Este año celebramos el Tricentenario del traslado de la Casa de Contratación a Cádiz con cierta nostalgia porque aquella época de esplendor y pujanza, en el fondo, nos recuerda que Cádiz no es capaz de sorprenderse a sí misma desde hace tiempo. La última depresión le atrapó hace 40 años, tras el derrumbe de su industria, y desde entonces no levanta cabeza. La liberación de los suelos portuarios, que debe definir el futuro urbanístico que se dará a unos 300.000 metros de muelles que, con la apertura de la nueva terminal de contenedores, no van a tener un uso portuario a medio plazo, le brinda una ocasión de oro para transformarse. Pero para ello, Cádiz ha de soñar a lo grande. Bilbao se encontraba en una posición similar en los 80. Su base económica, volcada en los altos hornos y también en los astilleros, se esfumó en tiempo récord. Su ría era lo más parecido a una enorme cloaca, una barrera para los bilbaínos.

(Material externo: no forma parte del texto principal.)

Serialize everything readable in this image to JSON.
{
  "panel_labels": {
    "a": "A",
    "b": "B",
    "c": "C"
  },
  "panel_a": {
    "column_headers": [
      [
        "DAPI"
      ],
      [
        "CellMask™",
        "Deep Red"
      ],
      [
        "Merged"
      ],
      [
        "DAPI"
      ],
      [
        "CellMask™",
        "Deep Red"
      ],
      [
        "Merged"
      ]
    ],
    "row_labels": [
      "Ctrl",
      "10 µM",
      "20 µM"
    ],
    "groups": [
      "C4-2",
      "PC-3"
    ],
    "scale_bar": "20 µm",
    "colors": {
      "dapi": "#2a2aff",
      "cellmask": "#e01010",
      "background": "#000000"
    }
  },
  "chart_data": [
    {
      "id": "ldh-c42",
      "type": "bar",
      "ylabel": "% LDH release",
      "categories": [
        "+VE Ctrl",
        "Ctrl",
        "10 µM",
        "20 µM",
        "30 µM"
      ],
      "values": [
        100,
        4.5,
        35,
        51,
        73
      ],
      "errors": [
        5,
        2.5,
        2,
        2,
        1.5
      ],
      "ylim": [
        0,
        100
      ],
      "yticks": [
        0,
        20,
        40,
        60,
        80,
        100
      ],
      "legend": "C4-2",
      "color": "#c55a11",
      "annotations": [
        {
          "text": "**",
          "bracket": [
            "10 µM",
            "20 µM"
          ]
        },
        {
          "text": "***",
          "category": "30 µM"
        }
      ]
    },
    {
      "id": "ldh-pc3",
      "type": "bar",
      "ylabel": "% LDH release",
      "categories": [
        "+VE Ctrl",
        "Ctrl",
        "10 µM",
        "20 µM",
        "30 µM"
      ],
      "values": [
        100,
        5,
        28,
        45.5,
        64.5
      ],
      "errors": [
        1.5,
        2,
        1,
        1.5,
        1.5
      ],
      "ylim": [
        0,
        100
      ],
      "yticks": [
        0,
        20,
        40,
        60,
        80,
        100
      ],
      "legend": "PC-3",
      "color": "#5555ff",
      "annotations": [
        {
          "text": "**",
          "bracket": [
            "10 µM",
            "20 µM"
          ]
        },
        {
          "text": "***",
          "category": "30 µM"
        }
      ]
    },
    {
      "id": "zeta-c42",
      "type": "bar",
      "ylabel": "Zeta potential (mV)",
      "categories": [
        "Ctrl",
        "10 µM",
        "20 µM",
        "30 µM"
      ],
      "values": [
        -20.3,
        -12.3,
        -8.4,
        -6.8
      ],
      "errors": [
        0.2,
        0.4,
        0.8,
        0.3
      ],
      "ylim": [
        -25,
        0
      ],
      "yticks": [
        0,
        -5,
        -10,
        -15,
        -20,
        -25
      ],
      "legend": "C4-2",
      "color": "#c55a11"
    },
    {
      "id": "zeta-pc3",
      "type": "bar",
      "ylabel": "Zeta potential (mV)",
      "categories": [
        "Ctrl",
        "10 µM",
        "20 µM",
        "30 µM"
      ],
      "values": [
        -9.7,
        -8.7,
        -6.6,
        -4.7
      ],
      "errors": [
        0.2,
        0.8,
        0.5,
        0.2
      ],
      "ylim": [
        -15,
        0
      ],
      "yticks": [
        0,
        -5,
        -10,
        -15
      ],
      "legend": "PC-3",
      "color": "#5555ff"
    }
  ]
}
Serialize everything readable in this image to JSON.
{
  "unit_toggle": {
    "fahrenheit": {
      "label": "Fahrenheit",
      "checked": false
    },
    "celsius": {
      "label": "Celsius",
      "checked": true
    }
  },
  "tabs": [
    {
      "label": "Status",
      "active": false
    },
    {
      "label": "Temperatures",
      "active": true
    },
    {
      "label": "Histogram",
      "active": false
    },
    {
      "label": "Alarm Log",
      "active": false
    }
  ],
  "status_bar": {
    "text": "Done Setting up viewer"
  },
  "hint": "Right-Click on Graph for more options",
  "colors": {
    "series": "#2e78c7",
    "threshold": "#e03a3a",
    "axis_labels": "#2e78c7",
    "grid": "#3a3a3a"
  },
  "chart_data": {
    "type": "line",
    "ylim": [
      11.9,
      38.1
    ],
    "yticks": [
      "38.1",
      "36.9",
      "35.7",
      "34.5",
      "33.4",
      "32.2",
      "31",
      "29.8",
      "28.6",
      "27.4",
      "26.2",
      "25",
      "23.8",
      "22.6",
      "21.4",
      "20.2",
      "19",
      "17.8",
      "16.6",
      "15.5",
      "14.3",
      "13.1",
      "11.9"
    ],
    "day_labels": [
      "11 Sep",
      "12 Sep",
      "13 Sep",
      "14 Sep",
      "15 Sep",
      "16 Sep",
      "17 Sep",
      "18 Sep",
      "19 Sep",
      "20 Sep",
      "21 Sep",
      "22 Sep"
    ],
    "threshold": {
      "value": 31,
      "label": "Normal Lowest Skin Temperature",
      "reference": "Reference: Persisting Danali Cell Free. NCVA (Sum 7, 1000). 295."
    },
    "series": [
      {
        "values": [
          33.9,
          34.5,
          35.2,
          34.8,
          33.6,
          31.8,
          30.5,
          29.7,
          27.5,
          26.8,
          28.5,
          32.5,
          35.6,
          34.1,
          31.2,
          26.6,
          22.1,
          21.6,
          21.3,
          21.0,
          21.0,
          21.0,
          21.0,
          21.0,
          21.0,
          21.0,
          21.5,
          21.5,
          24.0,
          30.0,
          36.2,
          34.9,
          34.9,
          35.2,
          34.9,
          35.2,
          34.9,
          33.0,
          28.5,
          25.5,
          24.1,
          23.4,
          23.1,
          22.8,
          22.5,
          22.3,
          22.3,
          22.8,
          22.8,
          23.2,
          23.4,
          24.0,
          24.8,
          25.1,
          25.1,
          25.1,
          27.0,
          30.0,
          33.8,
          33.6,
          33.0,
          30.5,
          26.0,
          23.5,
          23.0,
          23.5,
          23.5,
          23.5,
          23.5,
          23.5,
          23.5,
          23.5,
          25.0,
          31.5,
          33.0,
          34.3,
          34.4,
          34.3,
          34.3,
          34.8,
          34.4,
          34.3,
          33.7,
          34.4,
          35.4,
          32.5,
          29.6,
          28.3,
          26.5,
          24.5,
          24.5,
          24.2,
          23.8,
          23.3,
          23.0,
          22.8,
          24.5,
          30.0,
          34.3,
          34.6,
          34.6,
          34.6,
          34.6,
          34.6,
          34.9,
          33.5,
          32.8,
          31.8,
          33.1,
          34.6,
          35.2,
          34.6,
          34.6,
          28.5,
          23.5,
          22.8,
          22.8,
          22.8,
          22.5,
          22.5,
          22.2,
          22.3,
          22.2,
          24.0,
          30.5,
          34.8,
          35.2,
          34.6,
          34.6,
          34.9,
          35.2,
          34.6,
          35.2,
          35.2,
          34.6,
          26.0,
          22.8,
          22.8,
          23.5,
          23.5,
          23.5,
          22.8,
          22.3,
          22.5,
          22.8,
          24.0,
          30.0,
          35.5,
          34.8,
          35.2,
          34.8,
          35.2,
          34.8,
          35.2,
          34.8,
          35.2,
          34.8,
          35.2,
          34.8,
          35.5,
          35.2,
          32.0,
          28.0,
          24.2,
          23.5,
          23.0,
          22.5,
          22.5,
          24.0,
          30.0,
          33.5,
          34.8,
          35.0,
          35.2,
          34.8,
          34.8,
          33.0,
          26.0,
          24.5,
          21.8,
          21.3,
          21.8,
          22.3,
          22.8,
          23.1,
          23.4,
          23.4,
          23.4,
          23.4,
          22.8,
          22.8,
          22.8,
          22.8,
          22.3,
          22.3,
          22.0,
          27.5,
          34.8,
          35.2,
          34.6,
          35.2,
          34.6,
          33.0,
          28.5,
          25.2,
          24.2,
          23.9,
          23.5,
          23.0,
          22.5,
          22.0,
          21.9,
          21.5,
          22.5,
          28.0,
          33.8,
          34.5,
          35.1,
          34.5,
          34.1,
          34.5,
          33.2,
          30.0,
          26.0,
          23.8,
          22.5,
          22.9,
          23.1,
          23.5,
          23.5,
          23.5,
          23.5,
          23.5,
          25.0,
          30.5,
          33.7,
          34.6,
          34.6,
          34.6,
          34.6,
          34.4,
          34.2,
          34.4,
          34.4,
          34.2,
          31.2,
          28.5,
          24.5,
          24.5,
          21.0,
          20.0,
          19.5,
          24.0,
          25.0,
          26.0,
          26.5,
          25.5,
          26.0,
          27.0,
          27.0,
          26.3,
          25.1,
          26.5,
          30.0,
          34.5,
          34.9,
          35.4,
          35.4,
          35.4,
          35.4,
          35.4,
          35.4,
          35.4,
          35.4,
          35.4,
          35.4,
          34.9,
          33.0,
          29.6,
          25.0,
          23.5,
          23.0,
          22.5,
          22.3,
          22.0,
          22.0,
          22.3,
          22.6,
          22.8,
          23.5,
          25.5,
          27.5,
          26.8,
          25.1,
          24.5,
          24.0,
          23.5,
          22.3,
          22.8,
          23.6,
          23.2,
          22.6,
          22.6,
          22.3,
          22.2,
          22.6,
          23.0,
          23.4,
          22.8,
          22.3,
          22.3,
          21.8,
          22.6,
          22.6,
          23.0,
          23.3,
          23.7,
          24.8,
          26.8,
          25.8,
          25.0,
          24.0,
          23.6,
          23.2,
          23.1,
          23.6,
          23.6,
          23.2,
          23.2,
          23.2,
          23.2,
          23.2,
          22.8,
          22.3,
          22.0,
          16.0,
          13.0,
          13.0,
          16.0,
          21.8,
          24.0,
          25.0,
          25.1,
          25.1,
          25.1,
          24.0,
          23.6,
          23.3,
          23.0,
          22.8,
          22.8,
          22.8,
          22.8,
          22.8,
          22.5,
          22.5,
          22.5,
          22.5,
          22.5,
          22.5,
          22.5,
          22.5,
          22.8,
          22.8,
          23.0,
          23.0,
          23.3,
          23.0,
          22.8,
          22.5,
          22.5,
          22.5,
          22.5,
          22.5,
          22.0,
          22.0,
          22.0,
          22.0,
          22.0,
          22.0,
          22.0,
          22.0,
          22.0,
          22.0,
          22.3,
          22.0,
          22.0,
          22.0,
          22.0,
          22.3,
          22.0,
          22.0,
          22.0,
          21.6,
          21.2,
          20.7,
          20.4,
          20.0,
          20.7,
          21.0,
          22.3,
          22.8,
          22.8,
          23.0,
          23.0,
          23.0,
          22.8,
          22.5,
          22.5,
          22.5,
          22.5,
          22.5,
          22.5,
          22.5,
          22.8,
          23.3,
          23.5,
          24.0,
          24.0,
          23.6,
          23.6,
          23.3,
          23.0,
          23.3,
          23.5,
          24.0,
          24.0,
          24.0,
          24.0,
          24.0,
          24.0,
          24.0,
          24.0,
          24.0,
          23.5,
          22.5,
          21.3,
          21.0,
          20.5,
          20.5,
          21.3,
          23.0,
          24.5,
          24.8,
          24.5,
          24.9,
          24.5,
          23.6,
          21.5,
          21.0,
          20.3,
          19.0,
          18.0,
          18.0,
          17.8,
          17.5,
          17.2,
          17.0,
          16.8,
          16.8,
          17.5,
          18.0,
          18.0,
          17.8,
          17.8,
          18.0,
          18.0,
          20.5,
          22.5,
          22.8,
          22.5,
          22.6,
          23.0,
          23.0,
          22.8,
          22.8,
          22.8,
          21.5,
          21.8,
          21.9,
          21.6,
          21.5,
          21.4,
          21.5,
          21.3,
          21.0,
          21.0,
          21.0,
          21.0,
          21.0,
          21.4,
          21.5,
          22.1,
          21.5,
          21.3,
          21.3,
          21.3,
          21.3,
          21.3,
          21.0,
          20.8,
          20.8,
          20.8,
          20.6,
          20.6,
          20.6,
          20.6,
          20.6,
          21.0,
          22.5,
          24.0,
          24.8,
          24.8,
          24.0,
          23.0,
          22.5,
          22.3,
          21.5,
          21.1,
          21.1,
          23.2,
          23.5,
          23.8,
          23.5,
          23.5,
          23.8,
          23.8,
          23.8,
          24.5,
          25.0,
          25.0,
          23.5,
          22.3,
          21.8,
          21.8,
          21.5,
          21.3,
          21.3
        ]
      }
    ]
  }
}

El personal se echó a la calle tras la crisis y las instituciones reaccionaron justo antes del estallido social para impulsar la reconversión desde el más amplio consenso.

El germen estuvo en la necesidad. Cada administración renunció a parte de sus objetivos en favor de unos resultados envidiables. Primero definieron un plan estratégico con criterio profesional y desde una dirección estable. La honestidad, la independencia y la transparencia proyectaron un gran acuerdo desplegado a todos los niveles y afectando a todas las fases de actuación: desde los proyectos a la ejecución de las obras. No contaron con mucho presupuesto, pero se recalificaron los terrenos y las plusvalías generadas financiaron las operaciones que se tradujeron en proyectos con alta densidad de vivienda, comercio, hoteles, amplias zonas verdes y equipamientos deportivos. Como buque insignia, el Guggenheim. No faltaron las críticas y de las protestas no se libró ni el museo, pero siguieron adelante.

Cuatro décadas después, Cádiz, en cambio, sigue en el punto de partida, con la reconversión pendiente, temerosa de los fantasmas, lamiéndose las heridas, en la parálisis por el análisis. Los casos no sólo son distintos, sino que Cádiz no contó con tanta ayuda estatal y autonómica. Esto es cierto, pero aun así el objetivo es el mismo, y la ciudad sigue sin saber qué quiere ser de mayor. Como dice el propio alcalde, José María González, estamos ante "la operación más importante para Cádiz en esta primera mitad del siglo". Y las administraciones, al fin, parecen de acuerdo en lo esencial. Si se hubiesen mirado al espejo mucho antes, habrían dejado de espantar al personal con sus luchas partidistas y su sinrazón. Ahora bien, tampoco conviene dormirse, ya que para una ciudad abandonarse a su suerte, hasta perder el rumbo, puede ser lo más sencillo y aburrido del mundo. Podría resultar hasta temeroso, porque acaba por no ser consciente de lo que le sucede. La rutina, la mediocridad y la falta de hambre son síntomas de esta enfermedad que roza la locura. Y el proceso lento y dramático que lleva al conformismo no sólo puede contagiar a una persona, puede afectar a toda una sociedad. Luego, no es fácil diagnosticarlo, de ahí que tarde tanto en sanar. Lo extraordinario no es que nuestros dirigentes pierdan la imaginación y hasta el juicio, es que los gaditanos lo acepten en silencio. Las ciudades que renuncian a luchar tras muchos desengaños no son las que están peor de la cabeza. Las que tienen un problema grave son las que se dejan ir sin darse cuenta.